HEX founder Richard Heart has finally filed his Motion to Dismiss in the Eastern District of New York. Heart has been preparing to write the document — probably the most important he has ever written — for years.

The filing requests US District Court Judge Carol Bagley Amon to toss out the Securities and Exchange Commission’s (SEC) lawsuit against him and his three crypto projects: HEX, PulseChain, and PulseX.

Heart (real name Richard Schueler) founded HEX — which currently sits 98% down from all-time highs — and is also behind blockchain token PLS and exchange token PLSX. These are both also trading far below their all-time highs.

The SEC claims that Heart sold all three tokens to investors in unregistered securities transactions and raised over $1 billion in violation of US law. To protect US residents from further harm and fraud, commissioners have requested disgorgement of ill-gotten revenue, accumulated interest, fines, and permanent injunctions.

Read more: Crypto Twitter dunks on Richard Heart over a 2-year-old HEX ‘rug pull’

Most important document of Richard Heart’s career

A motion to dismiss is a defendant’s first, formal argument to a judge on why a lawsuit should be terminated. The document usually argues that the plaintiff has failed to adequately allege jurisdiction, grounds, and other matters of fact and law.

In his motion to dismiss, filed by his lawyers at Quinn Emanuel, Heart claims that he’s resided abroad and didn’t aim any securities offerings at US investors. He also claims that neither of his three tokens created any investment contract. Finally, he says that his speech and crypto activities are protected by the First Amendment of the US Constitution.

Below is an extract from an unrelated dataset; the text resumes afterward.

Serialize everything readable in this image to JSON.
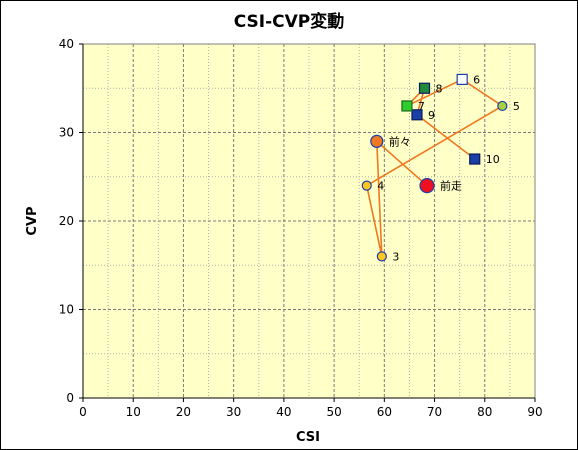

All of these claims, in the HEX, PulseChain, and PulseX founder’s opinion, mean that the SEC has insufficient jurisdiction and grounds to sue.

Another motion to dismiss from a crypto promoter

Topically, the arguments are similar to many other motions to dismiss by crypto executives. A tiny number of these arguments have prevailed while the vast majority have failed. Despite a decade of anti-SEC rhetoric by hundreds of crypto defendants, the SEC has won almost every lawsuit it has filed against crypto promoters.

Of course, the particulars of each case matter. To review Heart’s unique actions, a senior District Court judge will be weighing arguments from government attorneys and Quinn Emanuel attorneys.

Heart has been aware of legal opinions that HEX likely violated US laws since at least 2019. He spoke with attorney Jason Seibert for hours during a legal review of HEX, wherein Seibert told Heart that he believed in “evidence of an unregistered offering on nearly day one. He basically admitted to violations on day one.”

Undeterred, Heart continued promoting HEX for years. He doubled down by founding other crypto assets, PulseChain and PulseX and now awaits a US court ruling on whether his actions were lawful.